You can see from reading these studies in the previous post, that the concept of using blood purification to treat sepsis is not a new idea; however, with materially positive results from MSBT's clinical trials, it may well become the next breakthrough, life saving, medical technology to make front page headlines.

By some estimates, up to 50% of the patients worldwide with sepsis still die on the current standard treatment. The standard treatment has focused on using antibiotic therapy to treat the infection. Unfortunately, it would seem the standard is flawed considering how the micro-organisms causing the infection continue to evolve into drug resistant bugs.

And to continue focusing on fighting the infection with antibiotics, means it will be necessary to continue finding and developing new antibiotics to fight these new resistant strains. This would seem doomed to failure since antibiotics are expensive to develop and many drug companies don't want to spend the money in developing new antibiotics because they're only used for short periods of time (as compared to medicine for chronic conditions) and with resistance on the rise, it's likely only a short time before the new antibiotic runs into a resistant strain of superbug.

So even if using hemofiltration to break the cytokine storm didn't have the potential to become a "miracle cure" for treating sepsis, we'd have to ask ourselves about the wisdom of relying on antibiotic therapy to treat this indiscriminant killer.

To quote Dr Chan, "There are many animal studies that demonstrate that if you block the recognition of endotoxin by the immune system it can break cytokine storm and reduce mortality."

http://seekingalpha.com/instablog/501192-frank-the-gerbil/36549-email-from-dr-chan-provides-valuable-insight-in-to-cytosorb-s-role-in-combating-cytokine-storm

"The key problem is that in an infection it is very difficult to intervene and antagonize endotoxin early enough to prevent it from triggering a cytokine production.

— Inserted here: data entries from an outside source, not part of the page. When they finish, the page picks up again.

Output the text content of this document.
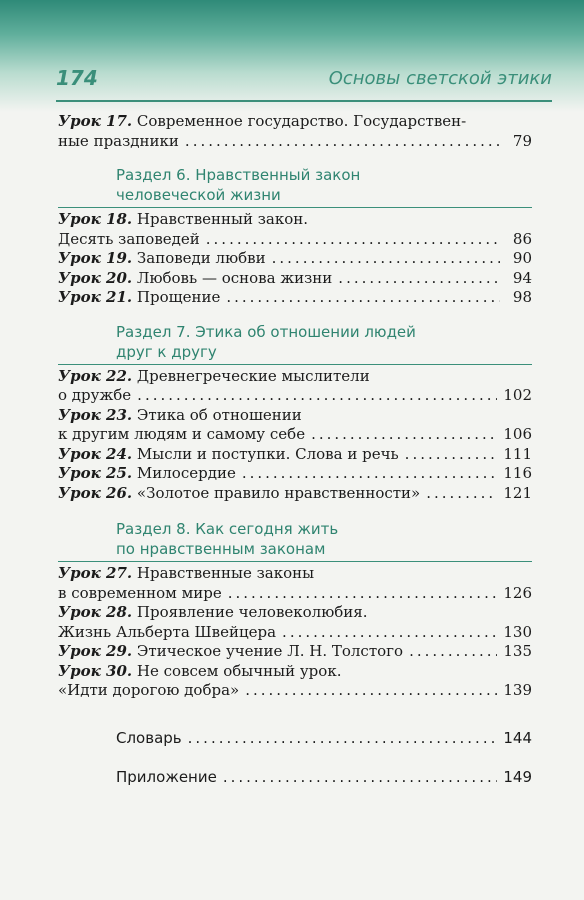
174	Основы светской этики
Урок 17.
Современное государство. Государствен-
ные праздники .....	79
Раздел 6. Нравственный закон
человеческой жизни
Урок 18.
Нравственный закон.
Десять заповедей .....	86
Урок 19.
Заповеди любви .....	90
Урок 20.
Любовь — основа жизни .....	94
Урок 21.
Прощение .....	98
Раздел 7. Этика об отношении людей
друг к другу
Урок 22.
Древнегреческие мыслители
о дружбе .....	102
Урок 23.
Этика об отношении
к другим людям и самому себе .....	106
Урок 24.
Мысли и поступки. Слова и речь .....	111
Урок 25.
Милосердие .....	116
Урок 26.
«Золотое правило нравственности» .....	121
Раздел 8. Как сегодня жить
по нравственным законам
Урок 27.
Нравственные законы
в современном мире .....	126
Урок 28.
Проявление человеколюбия.
Жизнь Альберта Швейцера .....	130
Урок 29.
Этическое учение Л. Н. Толстого .....	135
Урок 30.
Не совсем обычный урок.
«Идти дорогою добра» .....	139
Словарь .....	144
Приложение .....	149
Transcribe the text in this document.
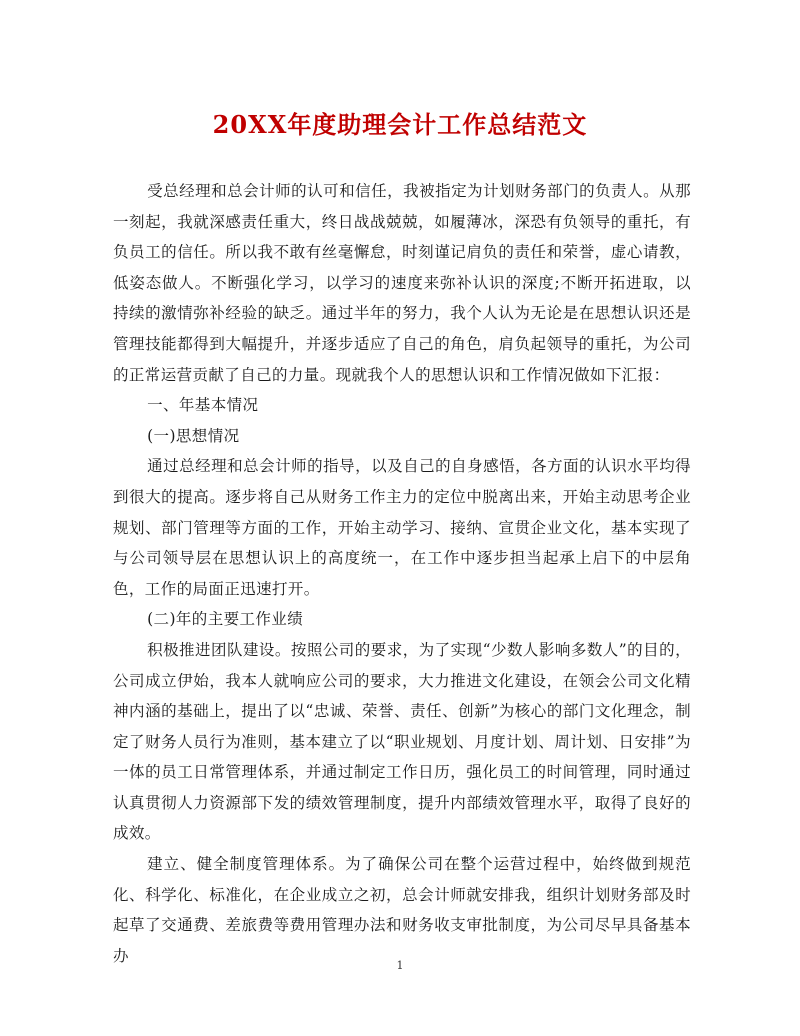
20XX年度助理会计工作总结范文

受总经理和总会计师的认可和信任，我被指定为计划财务部门的负责人。从那一刻起，我就深感责任重大，终日战战兢兢，如履薄冰，深恐有负领导的重托，有负员工的信任。所以我不敢有丝毫懈怠，时刻谨记肩负的责任和荣誉，虚心请教，低姿态做人。不断强化学习，以学习的速度来弥补认识的深度;不断开拓进取，以持续的激情弥补经验的缺乏。通过半年的努力，我个人认为无论是在思想认识还是管理技能都得到大幅提升，并逐步适应了自己的角色，肩负起领导的重托，为公司的正常运营贡献了自己的力量。现就我个人的思想认识和工作情况做如下汇报：

一、年基本情况

(一)思想情况

通过总经理和总会计师的指导，以及自己的自身感悟，各方面的认识水平均得到很大的提高。逐步将自己从财务工作主力的定位中脱离出来，开始主动思考企业规划、部门管理等方面的工作，开始主动学习、接纳、宣贯企业文化，基本实现了与公司领导层在思想认识上的高度统一，在工作中逐步担当起承上启下的中层角色，工作的局面正迅速打开。

(二)年的主要工作业绩

积极推进团队建设。按照公司的要求，为了实现“少数人影响多数人”的目的，公司成立伊始，我本人就响应公司的要求，大力推进文化建设，在领会公司文化精神内涵的基础上，提出了以“忠诚、荣誉、责任、创新”为核心的部门文化理念，制定了财务人员行为准则，基本建立了以“职业规划、月度计划、周计划、日安排”为一体的员工日常管理体系，并通过制定工作日历，强化员工的时间管理，同时通过认真贯彻人力资源部下发的绩效管理制度，提升内部绩效管理水平，取得了良好的成效。

建立、健全制度管理体系。为了确保公司在整个运营过程中，始终做到规范化、科学化、标准化，在企业成立之初，总会计师就安排我，组织计划财务部及时起草了交通费、差旅费等费用管理办法和财务收支审批制度，为公司尽早具备基本办

1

Typically by the time the patient seeks medical treatment in the hospital the window of opportunity to antagonize endotoxin has long passed. At that point, patients are dealing with the consequences of cytokine storm and serious infection. Once cytokines begin to be mass produced, cytokines trigger the production of more cytokines in the absence of endotoxin. SO FOR ANTIENDOTOXIN STRATEGIES TO WORK THEY NEED TO BE ADMINISTERED EARLY."

This aspect alone could be the one factor making the MSBT device a standard adjunct therapy to the standards of care for treating sepsis. If the outcome from the trials is materially positive, it’s not unreasonable to think that this device could indeed become the next MIRACLE CURE, EVEN IF IT’S ONLY AN ADJUNCTIVE TREATMENT FOR SEPSIS.

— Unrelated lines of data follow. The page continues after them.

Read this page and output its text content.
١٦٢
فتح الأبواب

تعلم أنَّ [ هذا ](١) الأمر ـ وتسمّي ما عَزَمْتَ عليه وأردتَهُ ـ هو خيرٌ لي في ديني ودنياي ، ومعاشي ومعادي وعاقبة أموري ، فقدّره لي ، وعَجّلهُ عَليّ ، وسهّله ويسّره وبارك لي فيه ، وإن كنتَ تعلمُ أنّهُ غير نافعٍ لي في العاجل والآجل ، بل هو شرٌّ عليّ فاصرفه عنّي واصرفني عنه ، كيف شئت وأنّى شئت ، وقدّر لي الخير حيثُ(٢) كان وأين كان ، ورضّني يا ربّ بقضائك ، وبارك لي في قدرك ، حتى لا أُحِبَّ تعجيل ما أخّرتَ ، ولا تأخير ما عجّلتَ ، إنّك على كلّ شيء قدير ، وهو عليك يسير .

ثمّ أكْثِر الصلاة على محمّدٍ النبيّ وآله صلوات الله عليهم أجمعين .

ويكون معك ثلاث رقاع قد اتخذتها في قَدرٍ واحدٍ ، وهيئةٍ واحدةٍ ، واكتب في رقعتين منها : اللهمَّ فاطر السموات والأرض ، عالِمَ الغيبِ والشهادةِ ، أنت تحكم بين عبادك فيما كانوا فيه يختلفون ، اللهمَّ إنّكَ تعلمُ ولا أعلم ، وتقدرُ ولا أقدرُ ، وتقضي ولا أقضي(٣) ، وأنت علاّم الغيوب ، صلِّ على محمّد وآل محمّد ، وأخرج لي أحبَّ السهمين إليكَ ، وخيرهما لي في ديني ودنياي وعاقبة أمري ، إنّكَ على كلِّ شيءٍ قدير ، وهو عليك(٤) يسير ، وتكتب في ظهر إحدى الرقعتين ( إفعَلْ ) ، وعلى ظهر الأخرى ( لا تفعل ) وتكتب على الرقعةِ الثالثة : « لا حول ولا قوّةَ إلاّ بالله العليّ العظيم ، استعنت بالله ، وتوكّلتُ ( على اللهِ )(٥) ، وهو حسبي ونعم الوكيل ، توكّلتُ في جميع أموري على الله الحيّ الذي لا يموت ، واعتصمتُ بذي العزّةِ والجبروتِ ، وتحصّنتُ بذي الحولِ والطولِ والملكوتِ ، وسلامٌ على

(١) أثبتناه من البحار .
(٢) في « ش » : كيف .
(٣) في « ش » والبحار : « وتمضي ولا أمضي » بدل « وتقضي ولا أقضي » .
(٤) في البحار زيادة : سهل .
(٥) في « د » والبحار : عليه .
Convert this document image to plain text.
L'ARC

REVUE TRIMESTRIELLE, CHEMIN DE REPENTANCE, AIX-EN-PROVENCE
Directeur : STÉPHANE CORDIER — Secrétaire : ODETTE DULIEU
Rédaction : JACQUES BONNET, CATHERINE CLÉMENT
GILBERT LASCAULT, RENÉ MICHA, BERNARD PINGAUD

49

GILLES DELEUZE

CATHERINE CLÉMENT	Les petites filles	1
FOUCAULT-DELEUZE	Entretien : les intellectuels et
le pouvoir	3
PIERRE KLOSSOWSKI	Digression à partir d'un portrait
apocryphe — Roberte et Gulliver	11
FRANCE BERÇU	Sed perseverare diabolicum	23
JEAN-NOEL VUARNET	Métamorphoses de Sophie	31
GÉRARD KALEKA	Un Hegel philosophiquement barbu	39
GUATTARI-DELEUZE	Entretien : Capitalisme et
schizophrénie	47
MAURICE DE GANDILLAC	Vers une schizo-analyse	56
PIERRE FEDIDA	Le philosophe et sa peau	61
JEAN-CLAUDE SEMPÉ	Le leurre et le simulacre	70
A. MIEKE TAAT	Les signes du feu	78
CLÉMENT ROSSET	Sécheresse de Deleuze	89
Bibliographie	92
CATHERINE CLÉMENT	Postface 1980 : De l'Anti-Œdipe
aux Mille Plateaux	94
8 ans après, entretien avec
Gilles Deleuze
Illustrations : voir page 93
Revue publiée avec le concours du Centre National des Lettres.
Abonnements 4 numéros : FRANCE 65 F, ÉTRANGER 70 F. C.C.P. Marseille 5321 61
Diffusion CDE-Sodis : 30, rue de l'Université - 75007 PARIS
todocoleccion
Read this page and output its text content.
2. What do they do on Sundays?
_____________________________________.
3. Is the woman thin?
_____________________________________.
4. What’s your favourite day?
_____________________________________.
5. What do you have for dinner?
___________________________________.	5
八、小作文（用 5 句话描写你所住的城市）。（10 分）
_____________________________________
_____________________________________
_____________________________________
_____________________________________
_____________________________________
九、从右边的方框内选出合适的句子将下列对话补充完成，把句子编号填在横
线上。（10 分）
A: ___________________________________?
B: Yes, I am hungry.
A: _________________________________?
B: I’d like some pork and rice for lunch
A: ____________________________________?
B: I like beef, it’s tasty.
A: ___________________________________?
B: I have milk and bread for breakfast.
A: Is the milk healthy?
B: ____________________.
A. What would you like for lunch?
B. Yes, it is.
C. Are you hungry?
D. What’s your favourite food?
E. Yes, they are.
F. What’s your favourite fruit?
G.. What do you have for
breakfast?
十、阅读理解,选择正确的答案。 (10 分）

And as Dr Chan pointed out in the BiomedReports interview: “There have been no serious device related adverse events in more than 500 human treatments, more than 150 of which have actually been in patients with sepsis.”

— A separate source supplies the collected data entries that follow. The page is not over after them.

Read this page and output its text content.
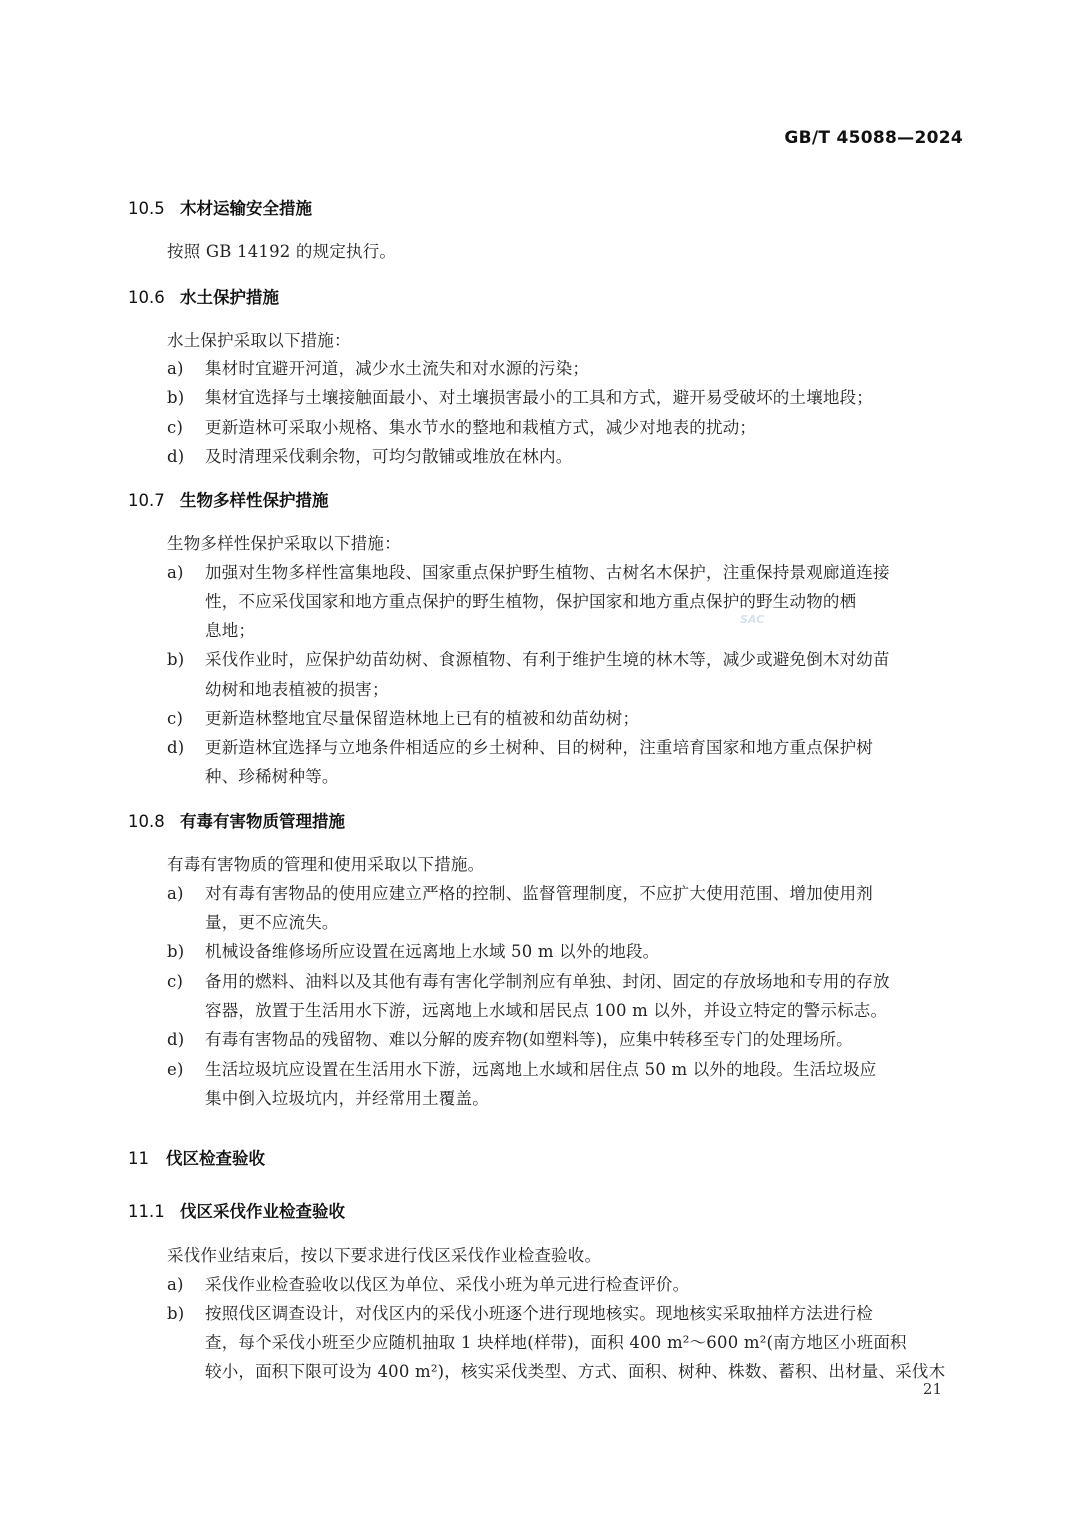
GB/T 45088—2024
10.5 木材运输安全措施
按照 GB 14192 的规定执行。
10.6 水土保护措施
水土保护采取以下措施：
a) 集材时宜避开河道，减少水土流失和对水源的污染；
b) 集材宜选择与土壤接触面最小、对土壤损害最小的工具和方式，避开易受破坏的土壤地段；
c) 更新造林可采取小规格、集水节水的整地和栽植方式，减少对地表的扰动；
d) 及时清理采伐剩余物，可均匀散铺或堆放在林内。
10.7 生物多样性保护措施
生物多样性保护采取以下措施：
a) 加强对生物多样性富集地段、国家重点保护野生植物、古树名木保护，注重保持景观廊道连接
性，不应采伐国家和地方重点保护的野生植物，保护国家和地方重点保护的野生动物的栖
息地；
b) 采伐作业时，应保护幼苗幼树、食源植物、有利于维护生境的林木等，减少或避免倒木对幼苗
幼树和地表植被的损害；
c) 更新造林整地宜尽量保留造林地上已有的植被和幼苗幼树；
d) 更新造林宜选择与立地条件相适应的乡土树种、目的树种，注重培育国家和地方重点保护树
种、珍稀树种等。
SAC
10.8 有毒有害物质管理措施
有毒有害物质的管理和使用采取以下措施。
a) 对有毒有害物品的使用应建立严格的控制、监督管理制度，不应扩大使用范围、增加使用剂
量，更不应流失。
b) 机械设备维修场所应设置在远离地上水域 50 m 以外的地段。
c) 备用的燃料、油料以及其他有毒有害化学制剂应有单独、封闭、固定的存放场地和专用的存放
容器，放置于生活用水下游，远离地上水域和居民点 100 m 以外，并设立特定的警示标志。
d) 有毒有害物品的残留物、难以分解的废弃物(如塑料等)，应集中转移至专门的处理场所。
e) 生活垃圾坑应设置在生活用水下游，远离地上水域和居住点 50 m 以外的地段。生活垃圾应
集中倒入垃圾坑内，并经常用土覆盖。
11 伐区检查验收
11.1 伐区采伐作业检查验收
采伐作业结束后，按以下要求进行伐区采伐作业检查验收。
a) 采伐作业检查验收以伐区为单位、采伐小班为单元进行检查评价。
b) 按照伐区调查设计，对伐区内的采伐小班逐个进行现地核实。现地核实采取抽样方法进行检
查，每个采伐小班至少应随机抽取 1 块样地(样带)，面积 400 m²～600 m²(南方地区小班面积
较小，面积下限可设为 400 m²)，核实采伐类型、方式、面积、树种、株数、蓄积、出材量、采伐木
21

Furthermore the device is flexible to change or modification if or when the data and/or models suggest any adjustments are necessary to improve results. That’s the beauty of having a new technology in development and that is; "it's in development."

If the outcomes from the trials are positive enough to warrant regulatory approval, I’m confident the company will be working round the clock to find perfection in treating sepsis. While this doesn't meet the definition of a "miracle cure" just yet, it's quite possibly the most promising new treatment for sepsis that's currently in development. We should know one way or another by the end of this year.

And regardless if it's only an "adjunctive" miracle cure, the potential market for the device is enormous. By some estimates, the number of cases in Europe is over 1.5 million compared to only 1 million in the United States.

http://biomedreports.com/articles/most-popular/27800-has-medasorb-found-the-holy-grail-to-treat-severe-infections.html

Worldwide it's estimated that there are over 18 million case each year. At $500 per day and a seven days of therapy, that's potentially $3,500 per patient on MSBT's device. Times??? You do the math.